Now, Roger Ebert placed it on his Top Ten Movies of All Time list, right alongside such classics as The Third Man, Citizen Kane, and 2001: A Space Odyssey. I don't agree with him at all, but I believe that there is more to it than I initially gave it credit for. My initial complaint, and a complaint that I still harbor, is that the film is visually flat and boring, consisting as it does of extended close-ups of people talking, followed by more close-ups of people talking, etc. This is tough going, especially early in the film. By the end, I found that I had gotten used to it, but I wouldn't say that it was ever visually interesting outside a couple of shots near the end that really hit you in the stomach.
Errol Morris, one of our most gifted documentarians, made this as his first film. After reading a newspaper article about a California pet cemetery closing and transferring the contents of its graves to another pet cemetery, he set out with his camera and cinematographer Ned Burgess to interview those involved. It is clear from the film that he didn't have much of an idea of what he was going to get at first; most likely, he just thought the concept of pet cemeteries and mass dislocations of buried animals odd and interesting. And it is.

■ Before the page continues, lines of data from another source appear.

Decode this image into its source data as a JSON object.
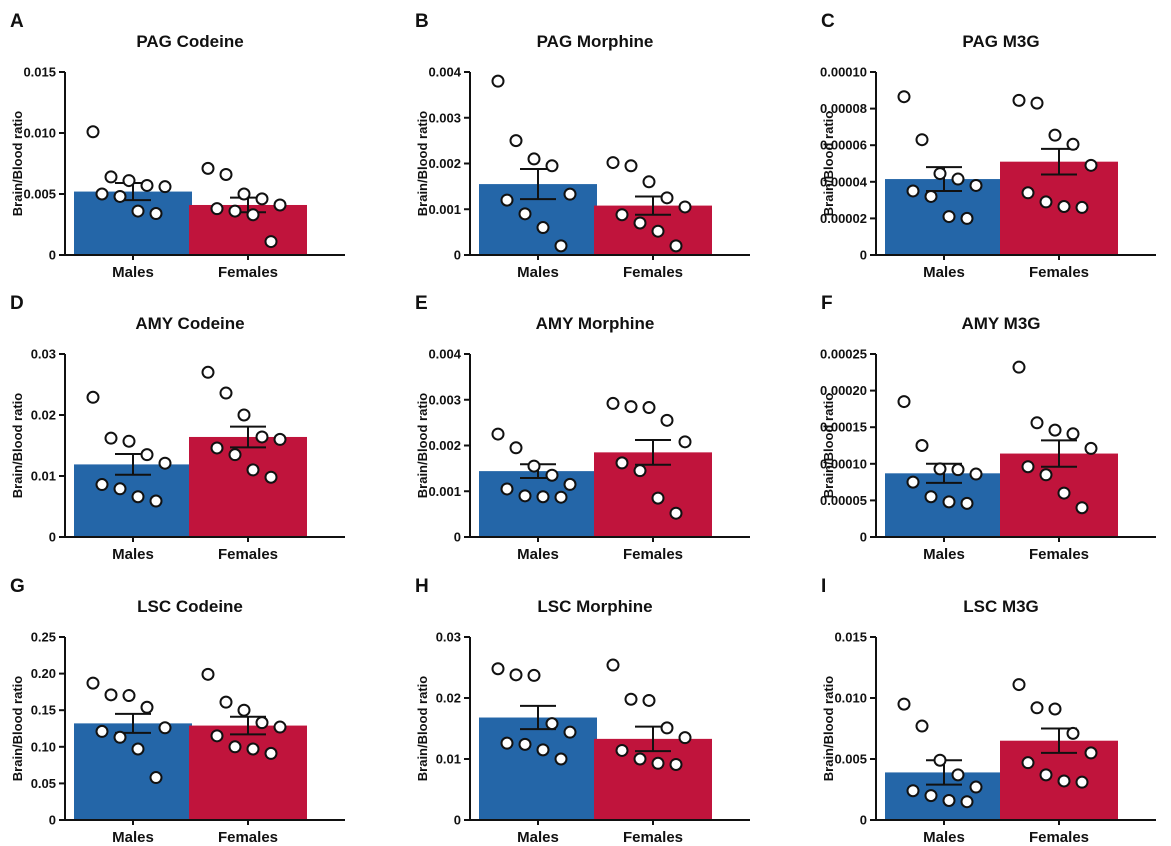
{
  "colors": {
    "males": "#2466a8",
    "females": "#c0143c",
    "axis": "#111111",
    "point_fill": "#ffffff"
  },
  "chart_data": [
    {
      "panel": "A",
      "title": "PAG Codeine",
      "type": "bar",
      "ylabel": "Brain/Blood ratio",
      "categories": [
        "Males",
        "Females"
      ],
      "ylim": [
        0,
        0.015
      ],
      "yticks": [
        0,
        0.005,
        0.01,
        0.015
      ],
      "ytick_labels": [
        "0",
        "0.005",
        "0.010",
        "0.015"
      ],
      "values": [
        0.0052,
        0.0041
      ],
      "sem": [
        0.0007,
        0.0006
      ],
      "points": [
        [
          0.0101,
          0.0064,
          0.0061,
          0.0057,
          0.0056,
          0.005,
          0.0048,
          0.0036,
          0.0034
        ],
        [
          0.0071,
          0.0066,
          0.005,
          0.0046,
          0.0041,
          0.0038,
          0.0036,
          0.0033,
          0.0011
        ]
      ]
    },
    {
      "panel": "B",
      "title": "PAG Morphine",
      "type": "bar",
      "ylabel": "Brain/Blood ratio",
      "categories": [
        "Males",
        "Females"
      ],
      "ylim": [
        0,
        0.004
      ],
      "yticks": [
        0,
        0.001,
        0.002,
        0.003,
        0.004
      ],
      "ytick_labels": [
        "0",
        "0.001",
        "0.002",
        "0.003",
        "0.004"
      ],
      "values": [
        0.00155,
        0.00108
      ],
      "sem": [
        0.00033,
        0.0002
      ],
      "points": [
        [
          0.0038,
          0.0025,
          0.0021,
          0.00195,
          0.00133,
          0.0012,
          0.0009,
          0.0006,
          0.0002
        ],
        [
          0.00202,
          0.00195,
          0.0016,
          0.00125,
          0.00105,
          0.00088,
          0.0007,
          0.00052,
          0.0002
        ]
      ]
    },
    {
      "panel": "C",
      "title": "PAG M3G",
      "type": "bar",
      "ylabel": "Brain/Blood ratio",
      "categories": [
        "Males",
        "Females"
      ],
      "ylim": [
        0,
        0.0001
      ],
      "yticks": [
        0,
        2e-05,
        4e-05,
        6e-05,
        8e-05,
        0.0001
      ],
      "ytick_labels": [
        "0",
        "0.00002",
        "0.00004",
        "0.00006",
        "0.00008",
        "0.00010"
      ],
      "values": [
        4.15e-05,
        5.1e-05
      ],
      "sem": [
        6.5e-06,
        7e-06
      ],
      "points": [
        [
          8.65e-05,
          6.3e-05,
          4.45e-05,
          4.15e-05,
          3.8e-05,
          3.5e-05,
          3.2e-05,
          2.1e-05,
          2e-05
        ],
        [
          8.45e-05,
          8.3e-05,
          6.55e-05,
          6.05e-05,
          4.9e-05,
          3.4e-05,
          2.9e-05,
          2.65e-05,
          2.6e-05
        ]
      ]
    },
    {
      "panel": "D",
      "title": "AMY Codeine",
      "type": "bar",
      "ylabel": "Brain/Blood ratio",
      "categories": [
        "Males",
        "Females"
      ],
      "ylim": [
        0,
        0.03
      ],
      "yticks": [
        0,
        0.01,
        0.02,
        0.03
      ],
      "ytick_labels": [
        "0",
        "0.01",
        "0.02",
        "0.03"
      ],
      "values": [
        0.0119,
        0.0164
      ],
      "sem": [
        0.0017,
        0.0017
      ],
      "points": [
        [
          0.0229,
          0.0162,
          0.0157,
          0.0135,
          0.0121,
          0.0086,
          0.0079,
          0.0066,
          0.0059
        ],
        [
          0.027,
          0.0236,
          0.02,
          0.0164,
          0.016,
          0.0146,
          0.0135,
          0.011,
          0.0098
        ]
      ]
    },
    {
      "panel": "E",
      "title": "AMY Morphine",
      "type": "bar",
      "ylabel": "Brain/Blood ratio",
      "categories": [
        "Males",
        "Females"
      ],
      "ylim": [
        0,
        0.004
      ],
      "yticks": [
        0,
        0.001,
        0.002,
        0.003,
        0.004
      ],
      "ytick_labels": [
        "0",
        "0.001",
        "0.002",
        "0.003",
        "0.004"
      ],
      "values": [
        0.00144,
        0.00185
      ],
      "sem": [
        0.00015,
        0.00027
      ],
      "points": [
        [
          0.00225,
          0.00195,
          0.00155,
          0.00135,
          0.00115,
          0.00105,
          0.0009,
          0.00088,
          0.00087
        ],
        [
          0.00292,
          0.00285,
          0.00283,
          0.00255,
          0.00208,
          0.00162,
          0.00145,
          0.00085,
          0.00052
        ]
      ]
    },
    {
      "panel": "F",
      "title": "AMY M3G",
      "type": "bar",
      "ylabel": "Brain/Blood ratio",
      "categories": [
        "Males",
        "Females"
      ],
      "ylim": [
        0,
        0.00025
      ],
      "yticks": [
        0,
        5e-05,
        0.0001,
        0.00015,
        0.0002,
        0.00025
      ],
      "ytick_labels": [
        "0",
        "0.00005",
        "0.00010",
        "0.00015",
        "0.00020",
        "0.00025"
      ],
      "values": [
        8.7e-05,
        0.000114
      ],
      "sem": [
        1.3e-05,
        1.8e-05
      ],
      "points": [
        [
          0.000185,
          0.000125,
          9.3e-05,
          9.2e-05,
          8.6e-05,
          7.5e-05,
          5.5e-05,
          4.8e-05,
          4.6e-05
        ],
        [
          0.000232,
          0.000156,
          0.000146,
          0.000141,
          0.000121,
          9.6e-05,
          8.5e-05,
          6e-05,
          4e-05
        ]
      ]
    },
    {
      "panel": "G",
      "title": "LSC Codeine",
      "type": "bar",
      "ylabel": "Brain/Blood ratio",
      "categories": [
        "Males",
        "Females"
      ],
      "ylim": [
        0,
        0.25
      ],
      "yticks": [
        0,
        0.05,
        0.1,
        0.15,
        0.2,
        0.25
      ],
      "ytick_labels": [
        "0",
        "0.05",
        "0.10",
        "0.15",
        "0.20",
        "0.25"
      ],
      "values": [
        0.132,
        0.129
      ],
      "sem": [
        0.013,
        0.012
      ],
      "points": [
        [
          0.187,
          0.171,
          0.17,
          0.154,
          0.126,
          0.121,
          0.113,
          0.097,
          0.058
        ],
        [
          0.199,
          0.161,
          0.15,
          0.133,
          0.127,
          0.115,
          0.1,
          0.097,
          0.091
        ]
      ]
    },
    {
      "panel": "H",
      "title": "LSC Morphine",
      "type": "bar",
      "ylabel": "Brain/Blood ratio",
      "categories": [
        "Males",
        "Females"
      ],
      "ylim": [
        0,
        0.03
      ],
      "yticks": [
        0,
        0.01,
        0.02,
        0.03
      ],
      "ytick_labels": [
        "0",
        "0.01",
        "0.02",
        "0.03"
      ],
      "values": [
        0.0168,
        0.0133
      ],
      "sem": [
        0.0019,
        0.002
      ],
      "points": [
        [
          0.0248,
          0.0238,
          0.0237,
          0.0158,
          0.0144,
          0.0126,
          0.0124,
          0.0115,
          0.01
        ],
        [
          0.0254,
          0.0198,
          0.0196,
          0.0151,
          0.0135,
          0.0114,
          0.01,
          0.0093,
          0.0091
        ]
      ]
    },
    {
      "panel": "I",
      "title": "LSC M3G",
      "type": "bar",
      "ylabel": "Brain/Blood ratio",
      "categories": [
        "Males",
        "Females"
      ],
      "ylim": [
        0,
        0.015
      ],
      "yticks": [
        0,
        0.005,
        0.01,
        0.015
      ],
      "ytick_labels": [
        "0",
        "0.005",
        "0.010",
        "0.015"
      ],
      "values": [
        0.0039,
        0.0065
      ],
      "sem": [
        0.001,
        0.001
      ],
      "points": [
        [
          0.0095,
          0.0077,
          0.0049,
          0.0037,
          0.0027,
          0.0024,
          0.002,
          0.0016,
          0.0015
        ],
        [
          0.0111,
          0.0092,
          0.0091,
          0.0071,
          0.0055,
          0.0047,
          0.0037,
          0.0032,
          0.0031
        ]
      ]
    }
  ]
}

The first half of the film really looks like a freak show, a big in-joke where the smart audiences can laugh at the bumpkins onscreen. Slowly, over the course of the film, which is about so much more than pet cemeteries, Morris revisits a lot of the images we chuckled at, and I couldn't laugh. There were a few silent montages of images of headstones and pictures of happy pets that made me tear up. We first meet Floyd, a rambling, sometimes incoherent man who owned the original cemetery. We learn about his devotion to animals and his opposition to the rendering industry, against which he rails passionately. His arguments are met by a somewhat smug representative of the industry, who preaches conservation and progress to an audience that just wants their pets treated well. Floyd's story and the story of his investors who lost their shirts when he was forced to close the cemetery is a picture of innocent and guileless love for animals; a virulent anti-business strain runs through these scenes. We later meet the Harberts family, who own the new cemetery and are all business. The youngest son got his degree in business but moved home to live in a cabin, bury animals, and play his guitar. The oldest son sold insurance before returning home to apply his gung-ho, rah-rah business sense to the family business; now he has to deal with memorizing routes to vet offices, and he's not as sure of himself. There is an extraordinary scene in which the Harberts patriarch tells the owners of a mixed-breed dog that mutts make the best pets, but we can easily imaging him giving a similar speech to the owners of a purebreed. Even the names of the cemeteries are telling: Floyd owned the Foothills Pet Cemetery, down-to-earth and unpretentious; while the Harberts run Bubbling Brook, a name that elicits a very long and somewhat cynical explanation from the Herberts matriarch.
In between the gritty realities of plot sizes and treatment of dead companions is a heck of a lot of musing on the meaning of life, the question of what qualifies an organism for entry to heaven, the duties of children to their parents, the role of the birth control pill in the expansion of pet ownership (no, I'm not making it up), and the dynamics of married couples, among others. What comes out is the basic reason why people own pets in the first place, and why they are so special to us. Floyd puts it best when he says that he can't turn his back on a human because he can't know them, "not truly," but he can turn his back on his dog without fear. Maybe we have pets because they are the embodiment of some ideal companionship that you can never really get from a human who is capable of selfishness. Just the fact that I'm thinking about such things now is a good statement in favor of the movie. Through it all, though, is an uncomfortable feeling that Morris is laughing at his subjects, although I don't have any idea how he could have avoided it. Perhaps he meant to juxtapose our amusement with the humans involved in the business alongside our knee-jerk sympathy for the animals.